VON RIBBENTROP: So far as the preparations with Rosenberg are concerned, that is in error. I spoke, according to my recollection, about this matter to Rosenberg only after the outbreak of war. So far as that Navy memorandum is concerned, I saw that document here; I had not known of it previously. I believe it is an expert opinion on international law about matters which might arise in connection with a war in the Baltic Sea. Such expert opinion was doubtless submitted.
SIR DAVID MAXWELL-FYFE: It says, “The Foreign Office has prepared, for use in Barbarossa, the attached draft of a declaration of operational zones.” Don’t you remember anything about that?

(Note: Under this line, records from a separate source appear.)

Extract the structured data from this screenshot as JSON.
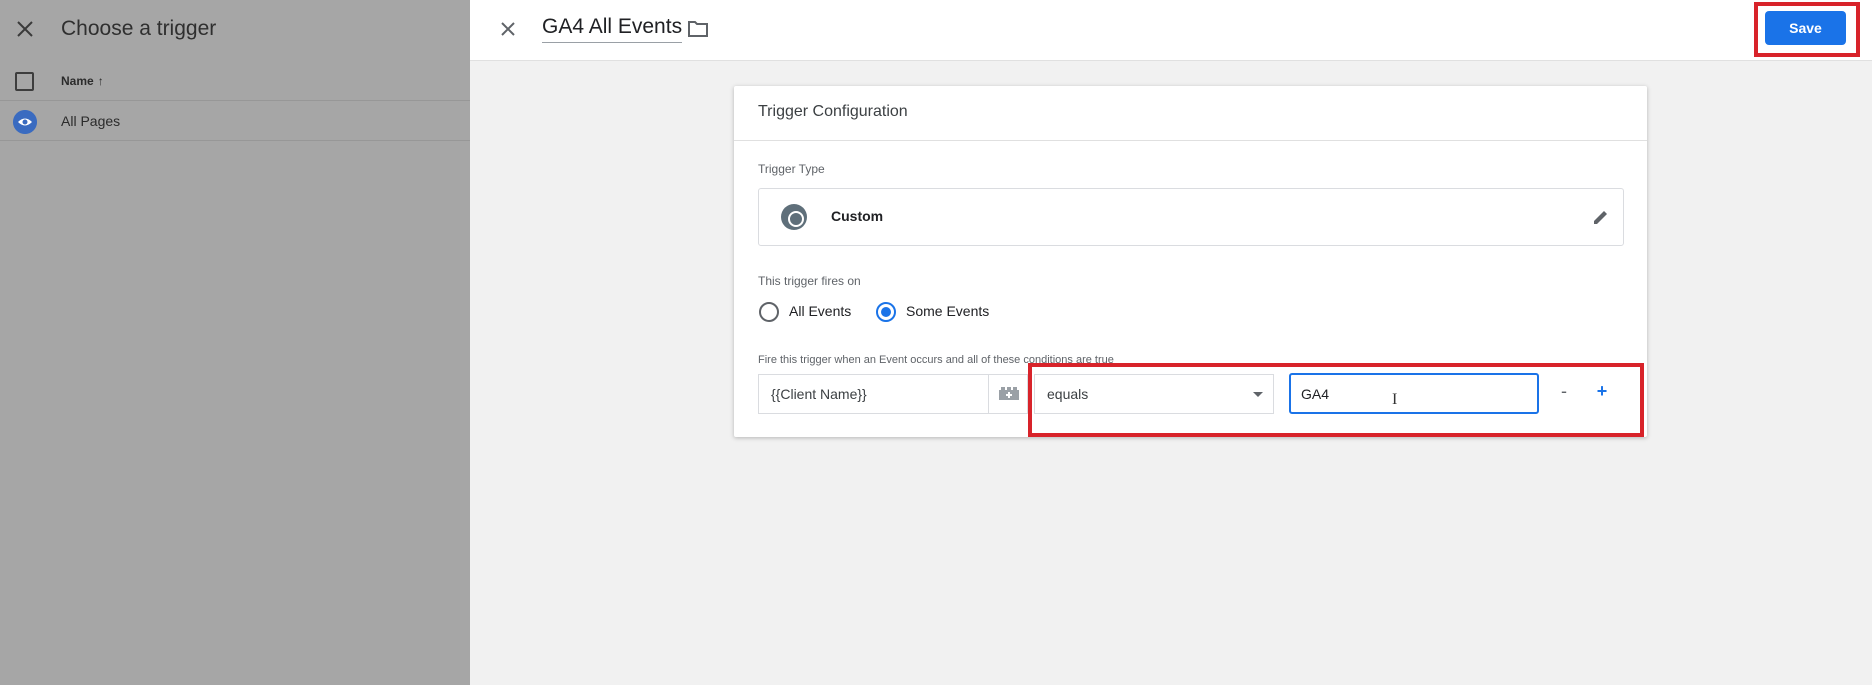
{
  "left_panel": {
    "title": "Choose a trigger",
    "column_name": "Name",
    "rows": [
      {
        "label": "All Pages"
      }
    ]
  },
  "header": {
    "tag_name": "GA4 All Events",
    "save_label": "Save"
  },
  "card": {
    "title": "Trigger Configuration",
    "trigger_type_label": "Trigger Type",
    "trigger_type_value": "Custom",
    "fires_on_label": "This trigger fires on",
    "fires_on_options": [
      {
        "label": "All Events",
        "selected": false
      },
      {
        "label": "Some Events",
        "selected": true
      }
    ],
    "condition_intro": "Fire this trigger when an Event occurs and all of these conditions are true",
    "condition": {
      "variable": "{{Client Name}}",
      "operator": "equals",
      "value": "GA4"
    },
    "remove_label": "-",
    "add_label": "+"
  },
  "colors": {
    "accent": "#1a73e8",
    "highlight": "#d8232a"
  }
}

VON RIBBENTROP: No, I believe that did not reach me at all at that time. That was acted upon by another office. Of course I am responsible for everything that happens in my ministry.
SIR DAVID MAXWELL-FYFE: Wasn’t Ambassador Ritter the liaison officer between your office and the Wehrmacht?
VON RIBBENTROP: Yes, that is right.
SIR DAVID MAXWELL-FYFE: Now, again, I want you to help me about one or two other matters. You have told us that you negotiated the Anti-Comintern Pact back in 1936; and, of course, at that time the Anti-Comintern Pact—and I think you said so yourself—was directed against the Soviet Union. That is so, isn’t it?
VON RIBBENTROP: Yes, it was more an ideological pact, which, of course, had certain political implications. That is right.
SIR DAVID MAXWELL-FYFE: And that was extended by the Tripartite Pact of the 27th of September 1940? That was an extension of the first pact, was it not?
VON RIBBENTROP: It had in itself nothing to do with the first pact, because this one was a purely political, economic, and military pact.
SIR DAVID MAXWELL-FYFE: Well now, the fact is—and I think I can take this quite shortly—that you were urging Japan to enter the war quite early in March of 1941, weren’t you?